Bazen umudumuzu kaybediyoruz, bazende kaybetmeye göze alıyoruz.
Sabah saat altıda kalktım. Kahvaltımı hazırlamaya başladım. Öncellikle çayımı demledim. Mis gibi çay Kokusu tüm evi doldururken domates ve salatalık doğradım. Sofraya zeytin, peynir, reçel koydum işte kahvaltım hazırdı.
Hazırladığım kahvaltıya baktım ve işte benim zevkim de bu diye düşündüm. hayatımın basit zevkleri. Gün normal başlamıştı tuhaf olan herhangi bir şey yoktu. Ekmeğime tereyağı sürdüm, çayımdan bir yudum aldım.
Tuhaf olan ne yersem yiyeyim hiçbir şeyin tadı yoktu.Çünkü bir gece önceki okuduğum kitapta, Umut ile ilgili hikaye okuyordum aklıma birden şu soru gelmişti.
Umut kaybedilir mi? Belki saçma bulacak, belki de ilginç bulacaksınız, belki de siz de umudunuzu kaybettiniz...
Ne kendimizi anlıyoruz, ne de bir başkasını.İşte bu yüzden hayat gitgide manasızlaşıyor.Çünkü sadece hayatın olumsuzluklarını, kirli yanlarını yaşıyoruz.
Halbuki hayatta umut edilecek bir sürü güzellikler var.

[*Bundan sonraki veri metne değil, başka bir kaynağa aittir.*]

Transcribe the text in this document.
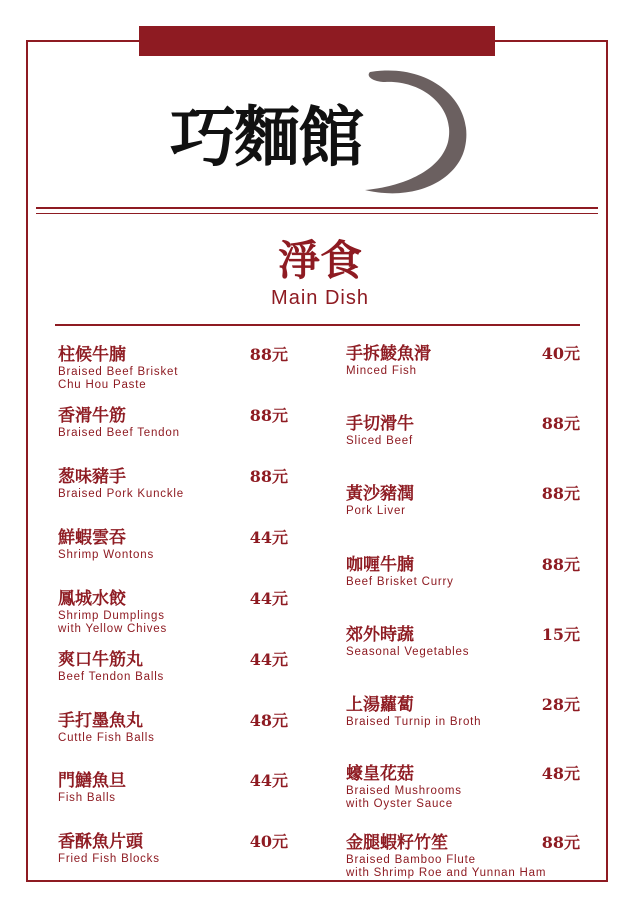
巧麵館
淨食
Main Dish
柱候牛腩
Braised Beef Brisket
Chu Hou Paste
88元
香滑牛筋
Braised Beef Tendon
88元
葱味豬手
Braised Pork Kunckle
88元
鮮蝦雲吞
Shrimp Wontons
44元
鳳城水餃
Shrimp Dumplings
with Yellow Chives
44元
爽口牛筋丸
Beef Tendon Balls
44元
手打墨魚丸
Cuttle Fish Balls
48元
門鱔魚旦
Fish Balls
44元
香酥魚片頭
Fried Fish Blocks
40元
手拆鯪魚滑
Minced Fish
40元
手切滑牛
Sliced Beef
88元
黃沙豬潤
Pork Liver
88元
咖喱牛腩
Beef Brisket Curry
88元
郊外時蔬
Seasonal Vegetables
15元
上湯蘿蔔
Braised Turnip in Broth
28元
蠔皇花菇
Braised Mushrooms
with Oyster Sauce
48元
金腿蝦籽竹笙
Braised Bamboo Flute
with Shrimp Roe and Yunnan Ham
88元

Çiçekler açıyor, çocuklar gülümsüyor, yağmur yağıyor, güneş doğuyor, yıldızlar göz kırpıyor...
Hayatın yazı ayrı güzel; denizin meltemi, dalgası ayrı bir güzel. Ancak bunları fark edebilmek için görebilmek gerekiyor.
Bunları göremiyorsak, bir anlamda bakar kör sayılmaz mıyız?

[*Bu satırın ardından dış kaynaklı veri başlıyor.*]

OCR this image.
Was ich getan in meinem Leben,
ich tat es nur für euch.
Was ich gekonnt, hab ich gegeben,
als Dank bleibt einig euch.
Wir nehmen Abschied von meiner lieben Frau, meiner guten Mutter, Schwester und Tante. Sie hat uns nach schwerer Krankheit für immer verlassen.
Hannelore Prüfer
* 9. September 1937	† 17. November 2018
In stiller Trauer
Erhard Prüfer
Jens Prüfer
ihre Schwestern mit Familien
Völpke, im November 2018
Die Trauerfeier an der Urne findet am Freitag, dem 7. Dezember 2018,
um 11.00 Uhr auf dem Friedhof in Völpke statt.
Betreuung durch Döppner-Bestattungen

Kuşların rengi ve ahengi ile uçuşu da, ötüşü de ayrıdır...her mevsim ayrı öterler. Her sabah kuşların ahenkli ritmiyle uyanmak sadece duymayı bilenler için ayrıcalıktır...Neredeyse çoğumuz kuşların ritmini duymuyoruz.
Kuşları duymadığımız gibi, çevremizi ve ailemizi de dinlemediğimiz için duymuyoruz.

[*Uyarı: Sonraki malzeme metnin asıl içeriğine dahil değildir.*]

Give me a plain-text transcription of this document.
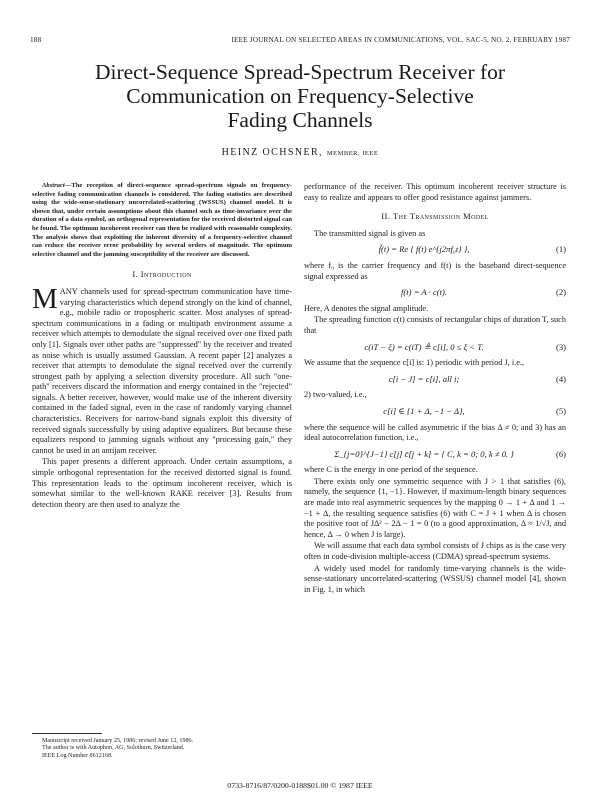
188	IEEE JOURNAL ON SELECTED AREAS IN COMMUNICATIONS, VOL. SAC-5, NO. 2, FEBRUARY 1987
Direct-Sequence Spread-Spectrum Receiver for
Communication on Frequency-Selective
Fading Channels
HEINZ OCHSNER, MEMBER, IEEE
Abstract—The reception of direct-sequence spread-spectrum signals on frequency-selective fading communication channels is considered. The fading statistics are described using the wide-sense-stationary uncorrelated-scattering (WSSUS) channel model. It is shown that, under certain assumptions about this channel such as time-invariance over the duration of a data symbol, an orthogonal representation for the received distorted signal can be found. The optimum incoherent receiver can then be realized with reasonable complexity. The analysis shows that exploiting the inherent diversity of a frequency-selective channel can reduce the receiver error probability by several orders of magnitude. The optimum selective channel and the jamming susceptibility of the receiver are discussed.
I. Introduction

MANY channels used for spread-spectrum communication have time-varying characteristics which depend strongly on the kind of channel, e.g., mobile radio or tropospheric scatter. Most analyses of spread-spectrum communications in a fading or multipath environment assume a receiver which attempts to demodulate the signal received over one fixed path only [1]. Signals over other paths are "suppressed" by the receiver and treated as noise which is usually assumed Gaussian. A recent paper [2] analyzes a receiver that attempts to demodulate the signal received over the currently strongest path by applying a selection diversity procedure. All such "one-path" receivers discard the information and energy contained in the "rejected" signals. A better receiver, however, would make use of the inherent diversity contained in the faded signal, even in the case of randomly varying channel characteristics. Receivers for narrow-band signals exploit this diversity of received signals successfully by using adaptive equalizers. But because these equalizers respond to jamming signals without any "processing gain," they cannot be used in an antijam receiver.

This paper presents a different approach. Under certain assumptions, a simple orthogonal representation for the received distorted signal is found. This representation leads to the optimum incoherent receiver, which is somewhat similar to the well-known RAKE receiver [3]. Results from detection theory are then used to analyze the

performance of the receiver. This optimum incoherent receiver structure is easy to realize and appears to offer good resistance against jammers.

II. The Transmission Model

The transmitted signal is given as

f̃(t) = Re { f(t) e^{j2πf₀t} },	(1)

where f₀ is the carrier frequency and f(t) is the baseband direct-sequence signal expressed as

f(t) = A · c(t).	(2)

Here, A denotes the signal amplitude.

The spreading function c(t) consists of rectangular chips of duration T, such that

c(iT − ξ) = c(iT) ≜ c[i], 0 ≤ ξ < T.	(3)

We assume that the sequence c[i] is: 1) periodic with period J, i.e.,

c[i − J] = c[i], all i;	(4)

2) two-valued, i.e.,

c[i] ∈ {1 + Δ, −1 − Δ},	(5)

where the sequence will be called asymmetric if the bias Δ ≠ 0; and 3) has an ideal autocorrelation function, i.e.,

Σ_{j=0}^{J−1} c[j] c̄[j + k] = { C, k = 0; 0, k ≠ 0. }	(6)

where C is the energy in one period of the sequence.

There exists only one symmetric sequence with J > 1 that satisfies (6), namely, the sequence {1, −1}. However, if maximum-length binary sequences are made into real asymmetric sequences by the mapping 0 → 1 + Δ and 1 → −1 + Δ, the resulting sequence satisfies (6) with C = J + 1 when Δ is chosen the positive root of JΔ² − 2Δ − 1 = 0 (to a good approximation, Δ ≈ 1/√J, and hence, Δ → 0 when J is large).

We will assume that each data symbol consists of J chips as is the case very often in code-division multiple-access (CDMA) spread-spectrum systems.

A widely used model for randomly time-varying channels is the wide-sense-stationary uncorrelated-scattering (WSSUS) channel model [4], shown in Fig. 1, in which

Manuscript received January 25, 1986; revised June 12, 1986.

The author is with Autophon, AG, Solothurn, Switzerland.

IEEE Log Number 8612168.

0733-8716/87/0200-0188$01.00 © 1987 IEEE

Umut etmekten korkuyoruz. Anlayacağınız umutlansak bile sönmeye başlıyor umutlarımız...
Elimizdeki güzelliklerle zenginlikleri fark etmediğimiz için, umudumuzu da yok sayıyoruz.
Ve etrafımızdaki insanların hallerini idrak etmeden yaşıyoruz... Bazen umudumuzu kaybediyoruz, bazende kaybetmeye göze alıyoruz.